• 7. Lettre du 30 mai 1935

    DU COURRIER EN PROVENANCE DE SABARA

     

     

    Une lettre pour Joséphine...

     

     

    Sabara, le 30 mai 1935

     

    Chère Joséphine,

     

    Je t'ai écrit par la poste aérienne française de Rio-de-Janeiro. Une lettre a été remise à bord du bateau qui se chargeait de la remettre à la poste aérienne française. L'avion quittait Rio le samedi 25 courant. Tu auras probablement reçu cette lettre aujourd'hui même 30 courant. La poste aérienne française met trois jours  de Rio de Janeiro à Paris. Je suis arrivé sans encombre au terme de mon long voyage. Le mercredi matin, nous nous trouvions sur rade à Rio. Il était 8 h 30 quand le bateau a accosté. J'ai pris possession de mes bagages seulement à 11 h 30. Le directeur du bureau des A.C.E.C est venu me chercher au bateau. Il faisait une brume épaisse jusque dix heures, puis tout à coup le soleil perça et ce fut la cuisson.
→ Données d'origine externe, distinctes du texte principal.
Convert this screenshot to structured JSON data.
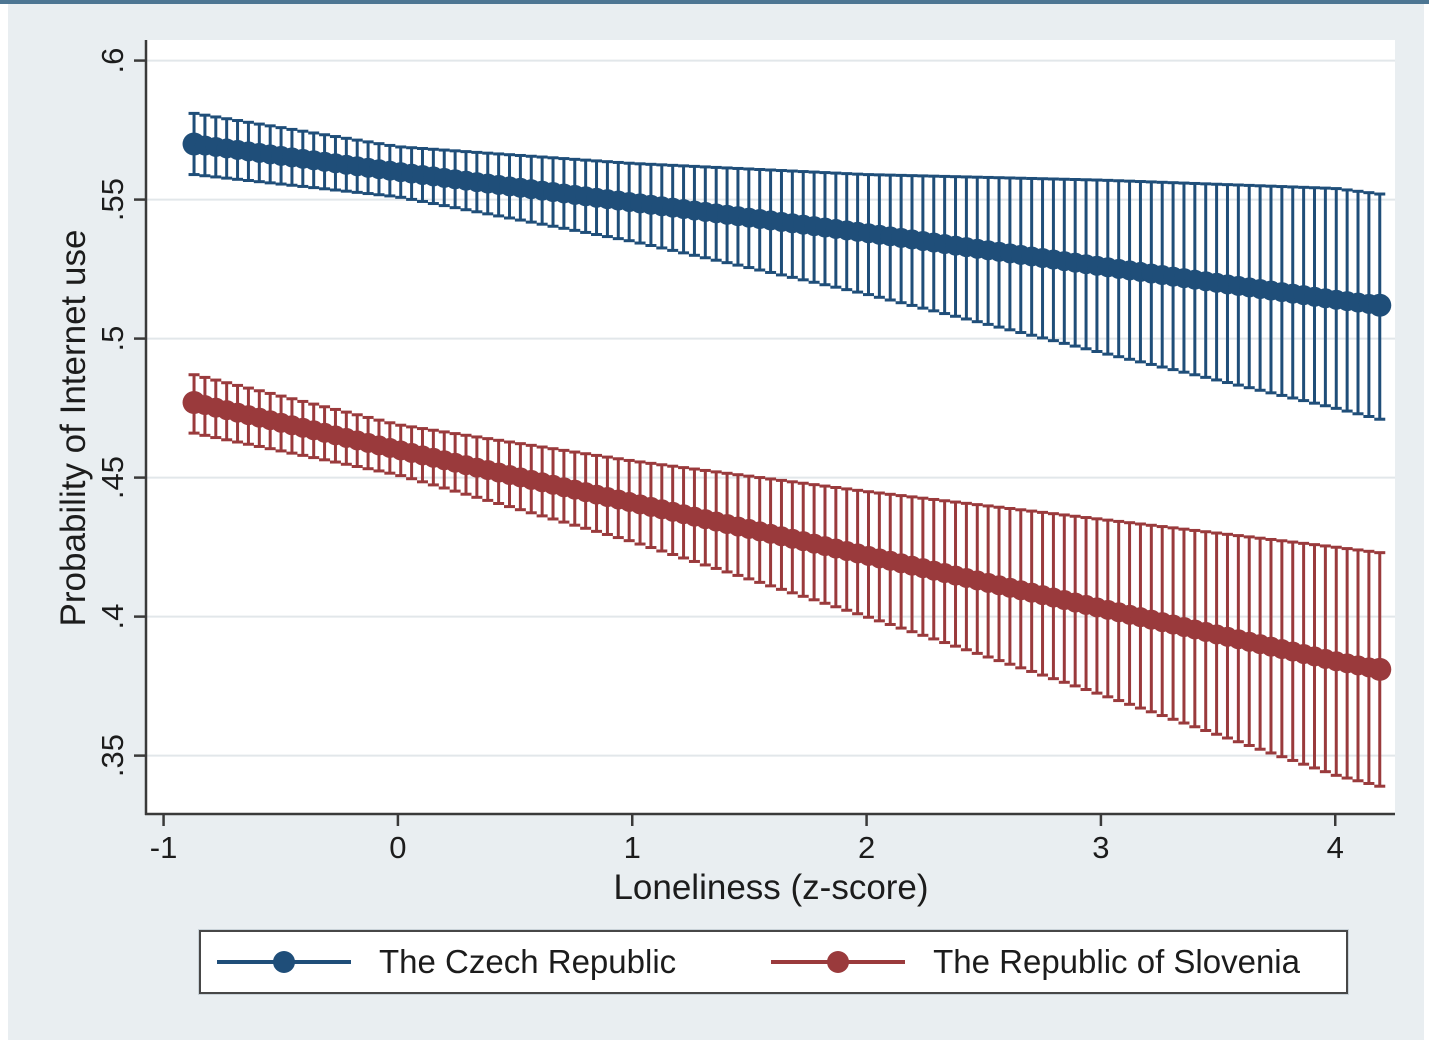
{
  "figure": {
    "top_border_color": "#4d7693",
    "panel_bg": "#e9eef1",
    "plot_bg": "#ffffff",
    "grid_color": "#e2e7ea",
    "axis_color": "#3a3a3a",
    "text_color": "#1c1c1c",
    "legend_border_color": "#474747"
  },
  "chart_data": {
    "type": "line",
    "title": "",
    "xlabel": "Loneliness (z-score)",
    "ylabel": "Probability of Internet use",
    "xlim": [
      -1.075,
      4.255
    ],
    "ylim": [
      0.329,
      0.6074
    ],
    "grid": "horizontal gridlines at y ticks, no vertical gridlines",
    "legend_position": "bottom",
    "x_ticks": [
      {
        "v": -1,
        "label": "-1"
      },
      {
        "v": 0,
        "label": "0"
      },
      {
        "v": 1,
        "label": "1"
      },
      {
        "v": 2,
        "label": "2"
      },
      {
        "v": 3,
        "label": "3"
      },
      {
        "v": 4,
        "label": "4"
      }
    ],
    "y_ticks": [
      {
        "v": 0.6,
        "label": ".6"
      },
      {
        "v": 0.55,
        "label": ".55"
      },
      {
        "v": 0.5,
        "label": ".5"
      },
      {
        "v": 0.45,
        "label": ".45"
      },
      {
        "v": 0.4,
        "label": ".4"
      },
      {
        "v": 0.35,
        "label": ".35"
      }
    ],
    "series": [
      {
        "name": "The Czech Republic",
        "color": "#1f4e79",
        "marker": "filled-circle",
        "error_bars": "capped vertical 95% CI bars at each prediction point",
        "n_error_bars": 110,
        "anchors": [
          {
            "x": -0.87,
            "y": 0.57,
            "lo": 0.559,
            "hi": 0.581
          },
          {
            "x": 0,
            "y": 0.56,
            "lo": 0.551,
            "hi": 0.569
          },
          {
            "x": 1,
            "y": 0.549,
            "lo": 0.535,
            "hi": 0.563
          },
          {
            "x": 2,
            "y": 0.538,
            "lo": 0.516,
            "hi": 0.559
          },
          {
            "x": 3,
            "y": 0.526,
            "lo": 0.495,
            "hi": 0.557
          },
          {
            "x": 4,
            "y": 0.514,
            "lo": 0.475,
            "hi": 0.554
          },
          {
            "x": 4.19,
            "y": 0.512,
            "lo": 0.471,
            "hi": 0.552
          }
        ]
      },
      {
        "name": "The Republic of Slovenia",
        "color": "#9a3a3c",
        "marker": "filled-circle",
        "error_bars": "capped vertical 95% CI bars at each prediction point",
        "n_error_bars": 110,
        "anchors": [
          {
            "x": -0.87,
            "y": 0.477,
            "lo": 0.466,
            "hi": 0.487
          },
          {
            "x": 0,
            "y": 0.46,
            "lo": 0.451,
            "hi": 0.469
          },
          {
            "x": 1,
            "y": 0.441,
            "lo": 0.427,
            "hi": 0.456
          },
          {
            "x": 2,
            "y": 0.422,
            "lo": 0.4,
            "hi": 0.445
          },
          {
            "x": 3,
            "y": 0.403,
            "lo": 0.372,
            "hi": 0.435
          },
          {
            "x": 4,
            "y": 0.384,
            "lo": 0.343,
            "hi": 0.425
          },
          {
            "x": 4.19,
            "y": 0.381,
            "lo": 0.339,
            "hi": 0.423
          }
        ]
      }
    ]
  }
}
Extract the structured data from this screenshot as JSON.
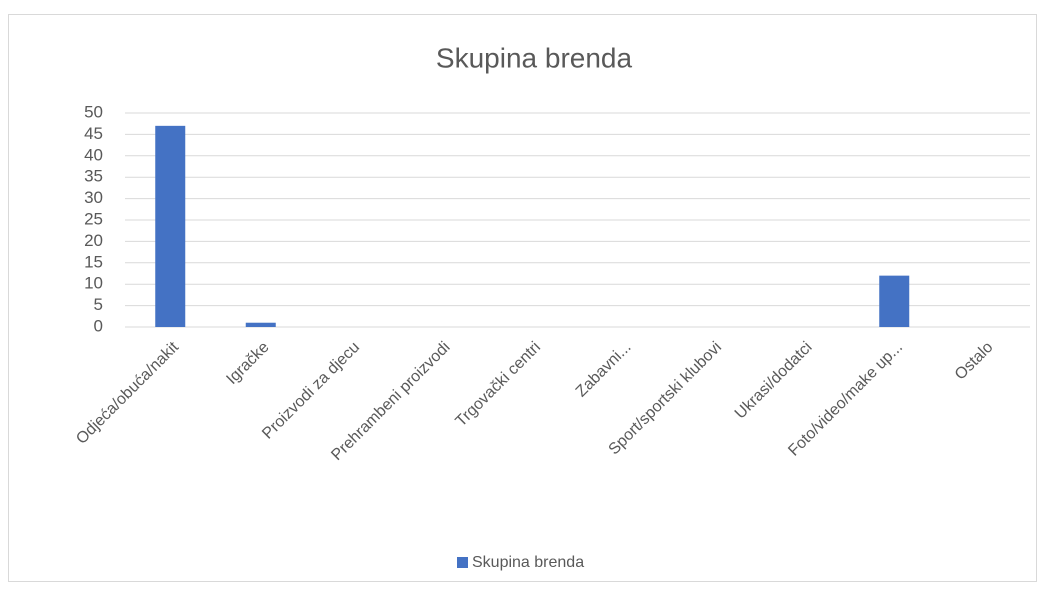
{
  "chart_data": {
    "type": "bar",
    "title": "Skupina brenda",
    "categories": [
      "Odjeća/obuća/nakit",
      "Igračke",
      "Proizvodi za djecu",
      "Prehrambeni proizvodi",
      "Trgovački centri",
      "Zabavni...",
      "Sport/sportski klubovi",
      "Ukrasi/dodatci",
      "Foto/video/make up...",
      "Ostalo"
    ],
    "series": [
      {
        "name": "Skupina brenda",
        "color": "#4472c4",
        "values": [
          47,
          1,
          0,
          0,
          0,
          0,
          0,
          0,
          12,
          0
        ]
      }
    ],
    "ylim": [
      0,
      50
    ],
    "yticks": [
      0,
      5,
      10,
      15,
      20,
      25,
      30,
      35,
      40,
      45,
      50
    ],
    "grid": true,
    "legend": "bottom"
  }
}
    7. Lettre du 30 mai 1935


    Je pensais rester à Rio jusque le lendemain et rentrer à Sabara (1) - siège de l'exploitation de Compagnie - avec la dame belge que son mari était venu prendre au bateau (2). Mais à deux heures, un courrier apportait au bureau des A.C.E.C mon billet pour le train de nuit quittant Rio à 6 h 30 pour Belo Horizonte où j'arrivais le jeudi 23 courant à 10 h 45 de l'avant-midi où une auto m'attendait et à midi, je débarquais aux mines de la Compagnie. Comme tout avait été si méticuleusement coordonné, je me demandais si ces gens se figuraient - avec cette extrême diligence - que j'allais encore cette même semaine achever le montage d'une première machine. Ici, comme en Belgique, l'idiote bureaucratie est là pour gaffer tout.  Il y a aujourd'hui huit jours que je suis arrivé et je bats toujours la queue du singe (3).  Bref, ceci n'est qu'un détail. 

     

    7. Lettre du 30 mai 1935

    Source : www.estacoesferroviarias.com


    En attendant l'heure du train à Rio, j'ai été faire un tour magnifique en auto avec M. Jordan (4), le directeur du Bureau A.C.E.C de Rio. Nous avons longé les plages de Rio par les nouvelles avenues sur une longueur de 40 km dans une vraie oasis de verdure et de fraîcheur parsemée de magnifiques hôtels et habitations privées. Puis par une route merveilleuse d'une soixantaine de kilomètres - la route Roi Albert (5) qui avait été construite pour sa visite à Rio et inaugurée par lui - nous avons contourné les montagnes d'où les panoramas magnifiques se déroulaient sans discontinuer. Nous avons contourné une haute montagne de 750 mètres qui domine la rade de Rio de Janeiro. A noter que lors de la rentrée au port, la brume était tellement dense que le bateau a dû attendre que le soleil perce pour aller à quai. Sur cette montagne quasi à pic, on a élevé un calvaire gigantesque : la croix a 70 mètres de hauteur, le Christ mesure 38 m de haut et la tête mesure 5 mètres.

     

    7. Lettre du 30 mai 1935


    Le soir, cette croix est illuminée au moyen d'un puissant projecteur l'éclairant de bas en haut. Je l'ai vue illuminée en partant au train le soir. A notre rentrée au bureau, la poste venait d'apporter la lettre d'Alphonse du 15 mai. Merci pour toutes les nouvelles. J'avais appris au bateau par le communiqué journalier T.S.F. la décision du gouvernement belge de convertir les rentes. Tu as adopté la meilleure solution ; il n'y avait rien de mieux à faire (6). Pour toutes les questions essentielles financières et autres, Alphonse peut s'adresser au curé de Sovimont (7). Il est mieux à même que moi de discerner quel parti il y a à prendre. Je lui ai demandé si on pouvait le mettre à contribution pour toute question importante quelconque pendant mon absence.  Il m'a répondu qu'il serait entièrement à disposition. Je suis aussi heureux que les affaires d'Alphonse marchent bien (8).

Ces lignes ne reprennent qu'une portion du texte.